Rimodulazione del clima di investimenti e snellimenti burocratici stanno servendo il doppio scopo di creare una cultura kazaka della piccola e media impresa e di attrarre l’attenzione dei privati esteri, specialmente nel settore energetico. A quest’ultimo proposito, la cinese Risen Energy sta realizzando un impianto fotovoltaico da quaranta megawatt a Karaganda, mentre nel 2019 la Universal Energy di Shanghai ha inaugurato due maxi-fattorie solari a Zhangiztobe (da trenta megawatt) e Kapshagay (da cento megawatt), e, nello stesso anno, le compagnie tedesche Solarnet e SES Saran hanno ultimato l’edificazione dell’impianto fotovoltaico più grande e potente del Paese, a Saran, con una capacità di cento megawatt e dotato di un sistema protettivo che dovrebbe assicurare una regolare produzione di energia in condizioni climatiche avverse per un periodo di almeno quarant’anni.

I risultati raggiunti

La serietà che sta guidando i passi della dirigenza kazaka si può comprendere attraverso uno sguardo ai numeri che stanno caratterizzando l’agenda 2025. Nei primi otto mesi dell’anno scorso sono stati avviati ventotto progetti industriali in tutto il Paese, per un valore complessivo di 477 milioni e 600mila dollari, grazie ai quali sono stati creati circa 4300 posti di lavoro.

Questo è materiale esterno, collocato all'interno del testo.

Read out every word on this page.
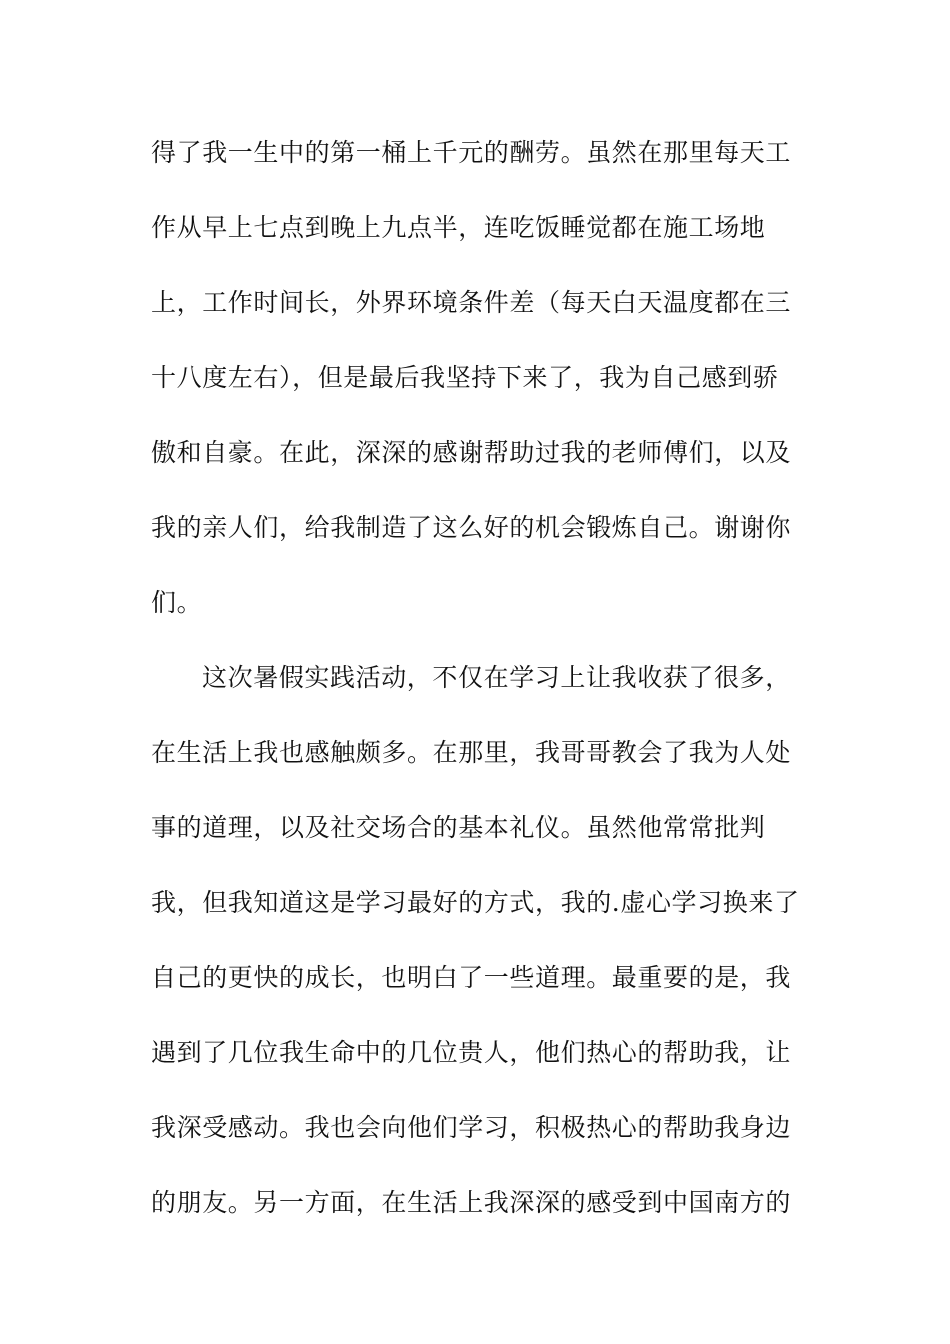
得了我一生中的第一桶上千元的酬劳。虽然在那里每天工
作从早上七点到晚上九点半，连吃饭睡觉都在施工场地
上，工作时间长，外界环境条件差（每天白天温度都在三
十八度左右），但是最后我坚持下来了，我为自己感到骄
傲和自豪。在此，深深的感谢帮助过我的老师傅们，以及
我的亲人们，给我制造了这么好的机会锻炼自己。谢谢你
们。
这次暑假实践活动，不仅在学习上让我收获了很多，
在生活上我也感触颇多。在那里，我哥哥教会了我为人处
事的道理，以及社交场合的基本礼仪。虽然他常常批判
我，但我知道这是学习最好的方式，我的.虚心学习换来了
自己的更快的成长，也明白了一些道理。最重要的是，我
遇到了几位我生命中的几位贵人，他们热心的帮助我，让
我深受感动。我也会向他们学习，积极热心的帮助我身边
的朋友。另一方面，在生活上我深深的感受到中国南方的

Sono tre le regioni in cui si stanno concentrando principalmente gli investimenti, kazaki e stranieri: Karaganda, Aktobe e Almaty. La prima, alla luce della ricchezza del sottosuolo, è oggetto di interesse da parte delle grandi corporazioni energetiche di una varietà di Paesi, in primis Russia, Cina e Paesi Bassi, e dispone della forza attrattiva necessaria per diventare il motore trainante dell’economia nazionale.

A Karaganda, oltre ai tradizionali impianti per l’estrazione di petrolio e gas, stanno sorgendo fabbriche impegnate in una molteplicità di attività e produzioni, dai pneumatici ai fertilizzanti, che svolgeranno un ruolo determinante nella corsa del Kazakistan verso la grandezza economica. Restando a Karaganda, è qui che, alla vigilia del 2021, è iniziata la costruzione di due maxi-impianti per la costruzione di beni in ferrolega e in sinterizzato da esportare in tutto in pianeta.

Le due strutture avranno una capacità di produzione annuale pari a 57mila tonnellate di ferrolega e 240mila tonnellate di sinterizzato e la loro edificazione è il risultato di un investimento da 87 milioni di dollari da parte della Banca di Sviluppo del Kazakistan e della Qaz Carbony Company. I cantieri daranno lavoro a circa mille persone, mentre gli impianti occuperanno quattrocento dipendenti. La loro peculiarità è che ogni attività sarà basata sull’utilizzo di risorse unicamente locali, ovvero si tratterà di produzioni al 100% Made in Kazakistan, e che i prodotti saranno destinati esclusivamente al mercato estero, in particolare di Stati Uniti, Unione Europea, Giappone e Corea del Sud.